Despite this being the first large-scale ancestry-specific systematic review carried out on MR studies with CAD as an outcome, a number of limitations should be acknowledged. The search strategy and eligibility criteria of this systematic review may have resulted in us overlooking some potentially relevant studies which employed MR as a supplementary analysis instead of the primary focus. This type of study would have expectantly not addressed the MR instrumental variable assumptions as much as if it was a primary research methodology; however, it may have contributed towards more representation and findings nonetheless.

Additionally, we only included full-text published studies in this review. By doing this, we restricted findings which were shared through other means of publication and consequently contributed towards the potential omission of relevant studies. The exposures chosen for the investigation represent those that are most understood and are not representative of the entire research landscape. Despite identifying many more studies employing the MR design to investigate CAD as an outcome, we chose to focus on only four exposures for this paper. This methodology was employed in order to effectively compare patterns of genetic variation across ancestry groups, although a comparison on a much larger scale would have also been possible.

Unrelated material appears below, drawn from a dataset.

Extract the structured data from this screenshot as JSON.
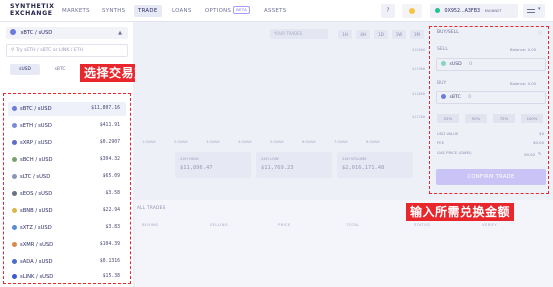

Finally, while these findings provide insights into the causal effects of the exposure traits, the true magnitude of the effects cannot be accurately assessed. This consequently limits the utility of findings, specifically with regard to assessing the impact of an intervention developed based on MR results on the clinical outcome. Estimates derived from MR studies are most beneficial when used in the context of findings from other epidemiological studies and therefore should not be interpreted superficially or independently.

Conclusion

This systematic review suggests that patterns for the causal risk factors associated with CAD are generally the same across ancestries, with increased levels of BMI, T2DM, blood pressure and lipid traits all being causational towards increased CAD risk, except for HDL-C which has a protective relationship. We highlighted the disproportionate representation of diverse ancestry populations in the current research landscape, most notable observed in populations of African ancestry, and believe that increasing representation of non-European population groups in future research will allow for the identification of novel causal pathways relating to CAD. We expect that as MR methodologies continue advancing in congruency with the increasing interest in investigating genetic diversity in different populations, a more global understanding of the pathophysiology of CAD can be developed in order to compliment findings from traditional observational studies.